A Facelift = Higher Foot Traffic
It doesn’t matter what your business is, or how amazing your online advertising campaigns and social media presence are, you can never neglect foot traffic if you want a decent profit. People physically walking past your business are its lifeblood. If someone 1,000 miles away loves your Instagram and plans to visit you during their holiday next August then that’s great, but it’s the people walking past every day you need to draw in.
Your signage is like an IM, but solid!
OK, this might mean it gets blown over in the wind occasionally, but it’s a physical message that announces your physical presence to, well, physical people. You know, the ones walking past, with needs. And wallets. One of the best things about signage is that other people can’t delete it in the same way as they can delete an online message. So, even if they don’t grab your $5.00 coffee and cake deal the first, second or even tenth time they pass, they might do on the eleventh. They might even bring a chum. If your shiny new sign catches the eye, you’ll be remembered and your wares could be recommended to people looking for what you do.

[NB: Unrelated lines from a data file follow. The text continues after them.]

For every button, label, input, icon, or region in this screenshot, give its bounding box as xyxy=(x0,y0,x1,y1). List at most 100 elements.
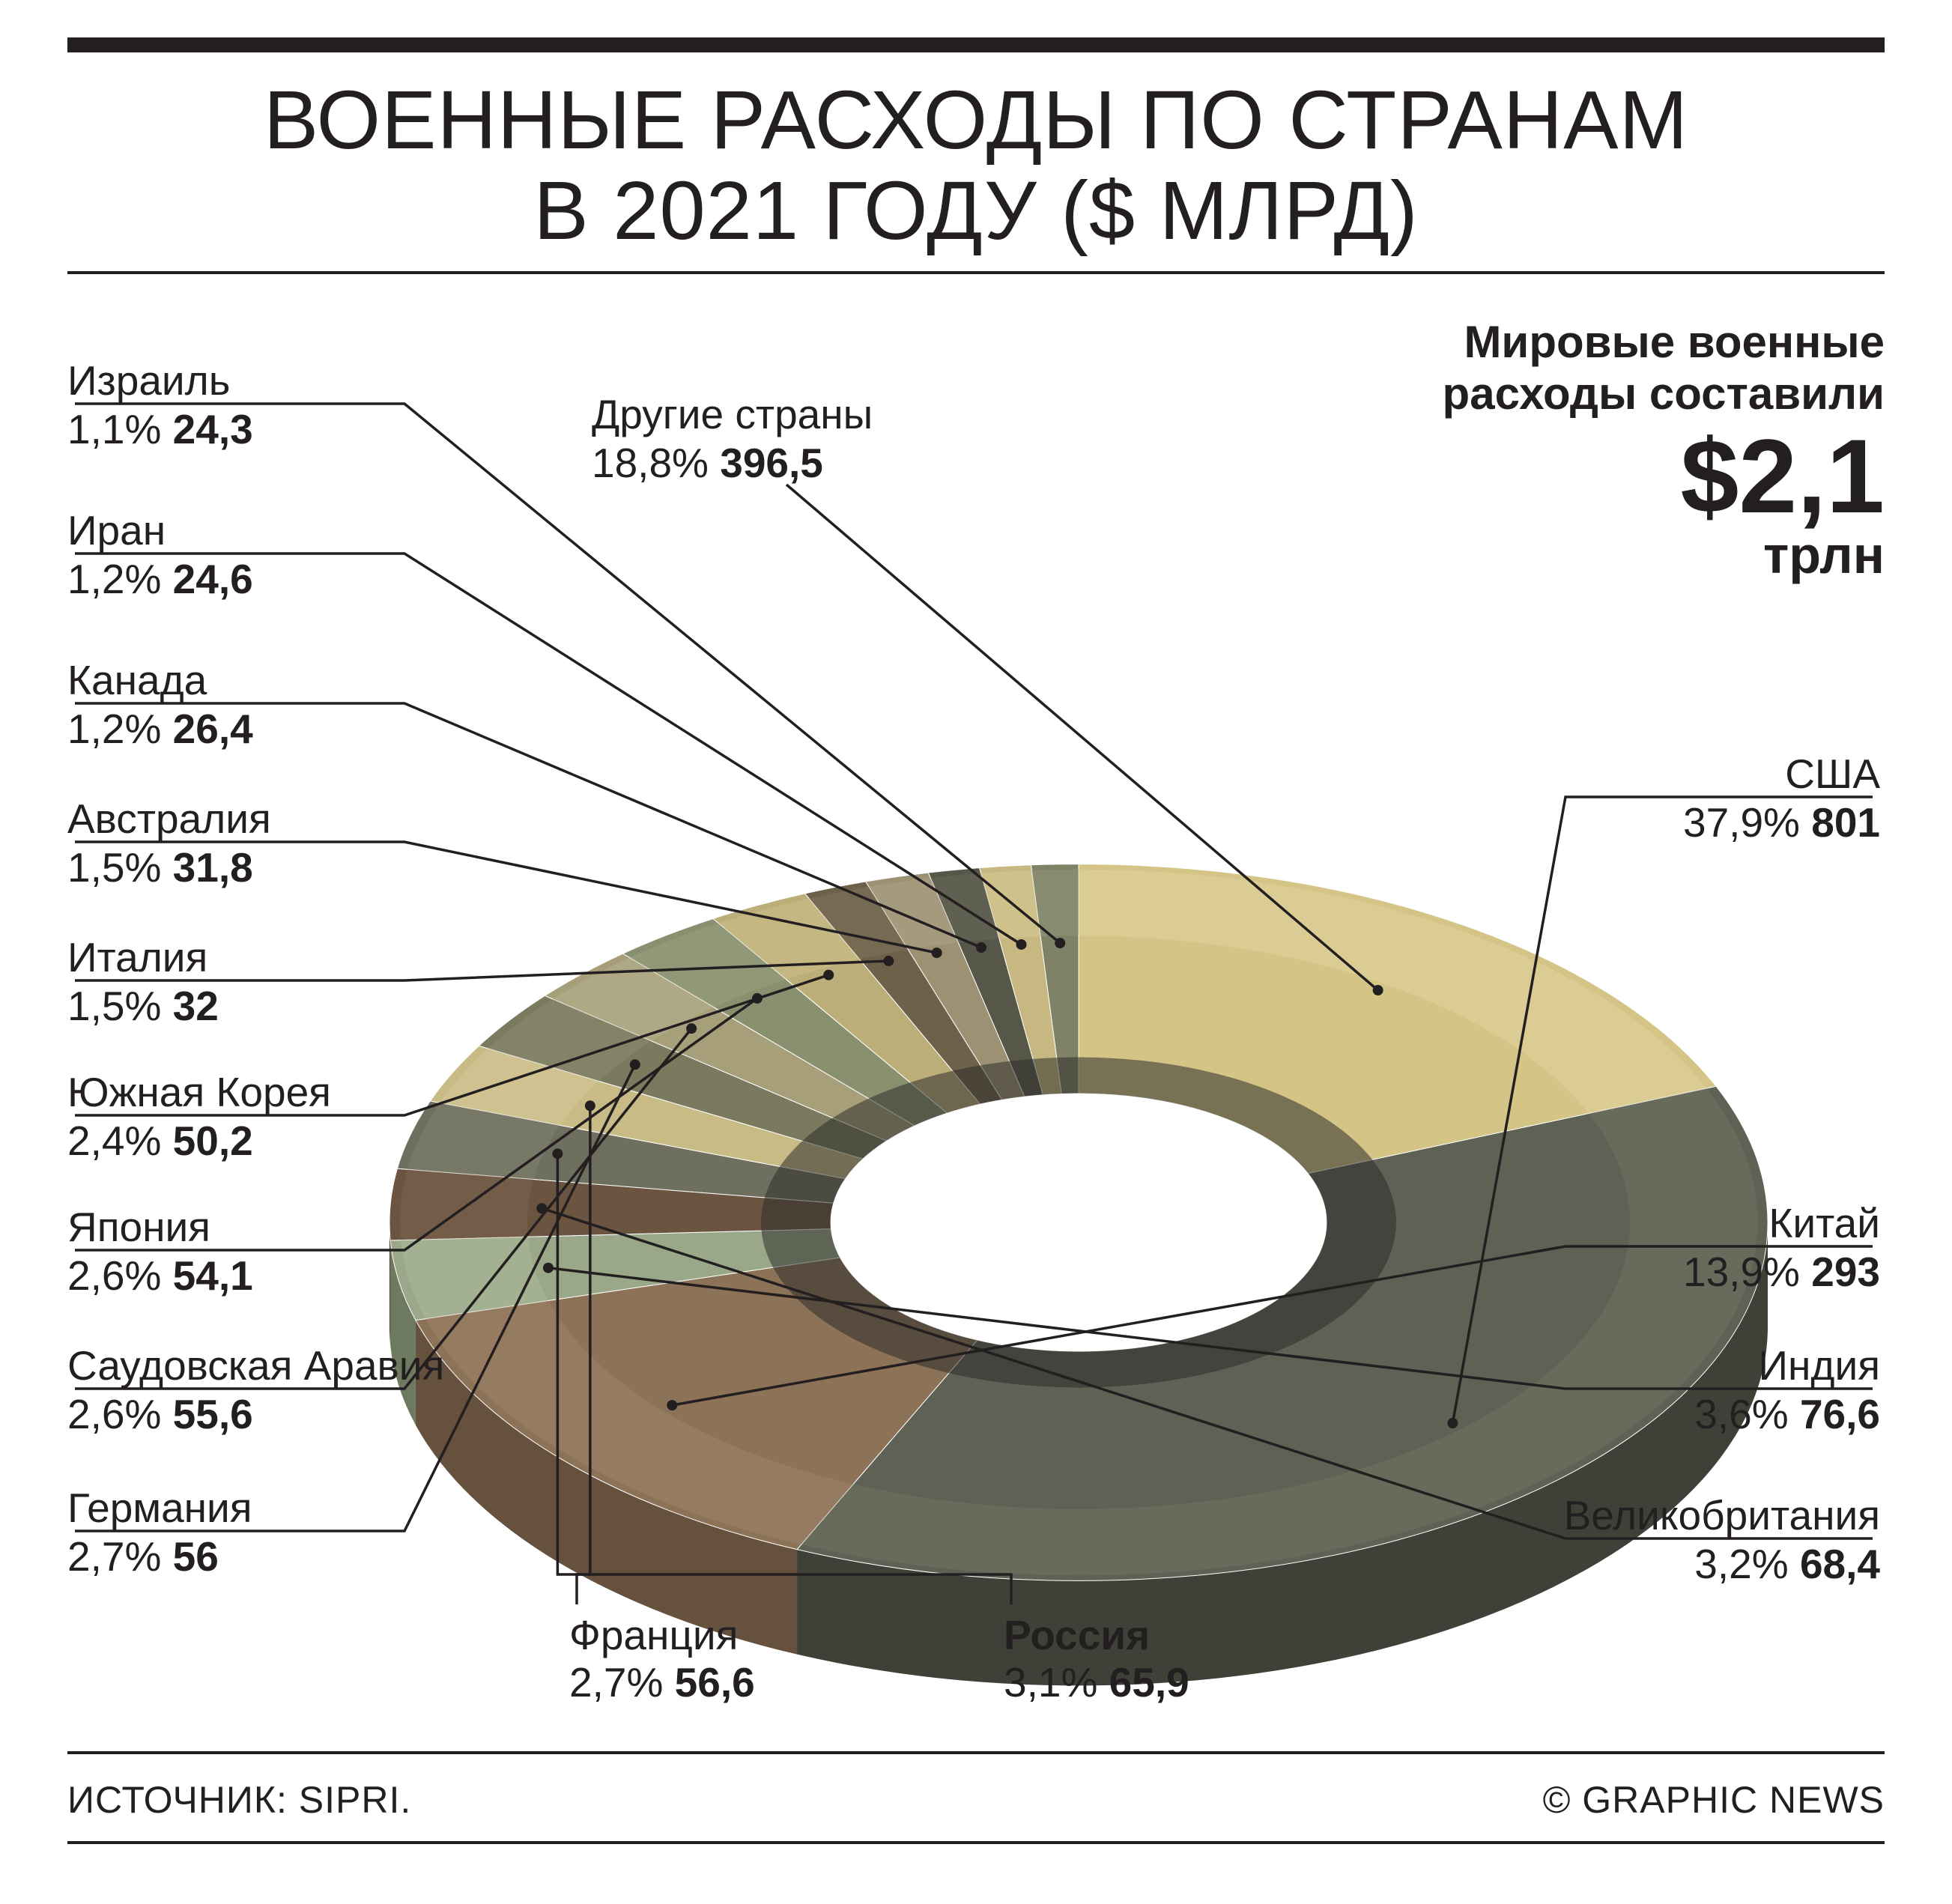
callout-val: 68,4 xyxy=(1800,1541,1880,1587)
callout-pct: 1,1% xyxy=(67,406,161,452)
callout-val: 24,3 xyxy=(173,406,253,452)
callout-pct: 3,2% xyxy=(1694,1541,1788,1587)
rule-top xyxy=(67,37,1885,52)
callout-row: 1,5% 31,8 xyxy=(67,844,271,891)
rule-bottom-2 xyxy=(67,1841,1885,1844)
callout-val: 56 xyxy=(173,1533,219,1580)
callout-row: Франция xyxy=(569,1612,755,1659)
callout-row: 1,2% 26,4 xyxy=(67,706,253,753)
callout-name: Франция xyxy=(569,1612,738,1658)
callout-val: 396,5 xyxy=(720,440,823,486)
infographic-page: ВОЕННЫЕ РАСХОДЫ ПО СТРАНАМ В 2021 ГОДУ (… xyxy=(0,0,1952,1904)
callout-row: 2,7% 56 xyxy=(67,1533,252,1580)
callout-uk: Великобритания3,2% 68,4 xyxy=(1564,1492,1880,1589)
callout-usa: США37,9% 801 xyxy=(1683,751,1880,847)
footer: ИСТОЧНИК: SIPRI. © GRAPHIC NEWS xyxy=(67,1778,1885,1822)
callout-val: 293 xyxy=(1811,1249,1880,1295)
callout-italy: Италия1,5% 32 xyxy=(67,934,219,1031)
callout-val: 54,1 xyxy=(173,1252,253,1299)
callout-row: 18,8% 396,5 xyxy=(592,440,873,487)
hole-top xyxy=(831,1094,1327,1351)
callout-val: 55,6 xyxy=(173,1391,253,1437)
callout-name: США xyxy=(1683,751,1880,798)
callout-canada: Канада1,2% 26,4 xyxy=(67,657,253,754)
callout-name: Канада xyxy=(67,657,253,704)
callout-name: Австралия xyxy=(67,795,271,843)
callout-row2: 2,7% 56,6 xyxy=(569,1659,755,1706)
callout-name: Великобритания xyxy=(1564,1492,1880,1539)
callout-row: Россия xyxy=(1004,1612,1189,1659)
callout-others: Другие страны18,8% 396,5 xyxy=(592,391,873,488)
chart-area: Другие страны18,8% 396,5 США37,9% 801 Кита… xyxy=(67,271,1885,1754)
callout-val: 65,9 xyxy=(1109,1659,1189,1706)
callout-russia: Россия3,1% 65,9 xyxy=(1004,1612,1189,1707)
callout-pct: 2,7% xyxy=(67,1533,161,1580)
callout-pct: 1,2% xyxy=(67,556,161,602)
slice-highlight-uk xyxy=(400,1169,534,1240)
callout-name: Япония xyxy=(67,1204,253,1251)
callout-pct: 1,5% xyxy=(67,844,161,891)
rule-bottom-1 xyxy=(67,1751,1885,1754)
callout-row: 1,1% 24,3 xyxy=(67,406,253,453)
callout-pct: 2,7% xyxy=(569,1659,663,1706)
title-line-2: В 2021 ГОДУ ($ МЛРД) xyxy=(67,166,1885,256)
callout-val: 26,4 xyxy=(173,706,253,752)
callout-pct: 1,2% xyxy=(67,706,161,752)
summary-unit: трлн xyxy=(1443,529,1885,581)
callout-pct: 2,6% xyxy=(67,1252,161,1299)
callout-name: Италия xyxy=(67,934,219,981)
callout-name: Иран xyxy=(67,507,253,554)
callout-india: Индия3,6% 76,6 xyxy=(1694,1342,1880,1439)
callout-name: Китай xyxy=(1683,1200,1880,1247)
callout-pct: 1,5% xyxy=(67,983,161,1029)
callout-pct: 3,1% xyxy=(1004,1659,1097,1706)
callout-row: 2,6% 55,6 xyxy=(67,1391,444,1438)
callout-val: 76,6 xyxy=(1800,1391,1880,1437)
callout-name: Индия xyxy=(1694,1342,1880,1389)
summary-line-1: Мировые военные xyxy=(1443,316,1885,368)
callout-val: 801 xyxy=(1811,799,1880,846)
callout-iran: Иран1,2% 24,6 xyxy=(67,507,253,604)
title-block: ВОЕННЫЕ РАСХОДЫ ПО СТРАНАМ В 2021 ГОДУ (… xyxy=(67,75,1885,256)
callout-name: Израиль xyxy=(67,357,253,404)
callout-val: 50,2 xyxy=(173,1118,253,1164)
title-line-1: ВОЕННЫЕ РАСХОДЫ ПО СТРАНАМ xyxy=(67,75,1885,166)
callout-name: Саудовская Аравия xyxy=(67,1342,444,1389)
callout-saudi: Саудовская Аравия2,6% 55,6 xyxy=(67,1342,444,1439)
callout-name: Германия xyxy=(67,1485,252,1532)
callout-israel: Израиль1,1% 24,3 xyxy=(67,357,253,454)
callout-val: 24,6 xyxy=(173,556,253,602)
callout-name: Южная Корея xyxy=(67,1069,331,1116)
callout-france: Франция2,7% 56,6 xyxy=(569,1612,755,1707)
callout-val: 31,8 xyxy=(173,844,253,891)
callout-name: Россия xyxy=(1004,1612,1150,1658)
callout-row: 1,5% 32 xyxy=(67,983,219,1030)
callout-val: 32 xyxy=(173,983,219,1029)
callout-germany: Германия2,7% 56 xyxy=(67,1485,252,1581)
callout-row: 13,9% 293 xyxy=(1683,1249,1880,1296)
callout-pct: 2,4% xyxy=(67,1118,161,1164)
callout-row: 3,2% 68,4 xyxy=(1564,1541,1880,1588)
summary-line-2: расходы составили xyxy=(1443,368,1885,419)
callout-val: 56,6 xyxy=(675,1659,755,1706)
callout-row: 2,4% 50,2 xyxy=(67,1118,331,1165)
callout-pct: 18,8% xyxy=(592,440,709,486)
credit-label: © GRAPHIC NEWS xyxy=(1543,1778,1885,1822)
callout-aus: Австралия1,5% 31,8 xyxy=(67,795,271,892)
callout-pct: 3,6% xyxy=(1694,1391,1788,1437)
callout-row2: 3,1% 65,9 xyxy=(1004,1659,1189,1706)
callout-pct: 37,9% xyxy=(1683,799,1800,846)
callout-row: 1,2% 24,6 xyxy=(67,556,253,603)
callout-row: 3,6% 76,6 xyxy=(1694,1391,1880,1438)
callout-pct: 2,6% xyxy=(67,1391,161,1437)
callout-skorea: Южная Корея2,4% 50,2 xyxy=(67,1069,331,1165)
callout-row: 2,6% 54,1 xyxy=(67,1252,253,1300)
summary-block: Мировые военныерасходы составили$2,1трлн xyxy=(1443,316,1885,581)
source-label: ИСТОЧНИК: SIPRI. xyxy=(67,1778,411,1822)
callout-row: 37,9% 801 xyxy=(1683,799,1880,846)
callout-japan: Япония2,6% 54,1 xyxy=(67,1204,253,1300)
callout-name: Другие страны xyxy=(592,391,873,438)
callout-pct: 13,9% xyxy=(1683,1249,1800,1295)
summary-value: $2,1 xyxy=(1443,424,1885,529)
callout-china: Китай13,9% 293 xyxy=(1683,1200,1880,1297)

Off the beaten track? Don’t worry, be sign-y
If your shop, café or gallery isn’t on the main drag of your town then don’t worry, signs are still your best friends. In fact, you need more of them than you do if you’re along a main street so that you can direct people to you. Make sure that each sign follows the same colour scheme, logo and wording as humans respond to colours and shapes first, then letters. Speaking of letters, you can also use numbers to count down the metres remaining until they land at your doors they know they’re on the right track.
About that design…
As humans are such visual animals, they often go by the “look and feel” of a sign before they read it. If your street signage differs from your website font or your brochures then it might confuse (and therefore lose) customers. Take a look at your other marketing materials before you design your signs and if you decide to revamp one component, you need to do the other too.
Keep it simple
It’s vital that you use as few words as possible to get your message across. Wordy signs will be ignored, especially if someone’s passing by in a car or hurrying to work on foot. Pare down your message to the bare bones – what you do and how much it costs will suffice.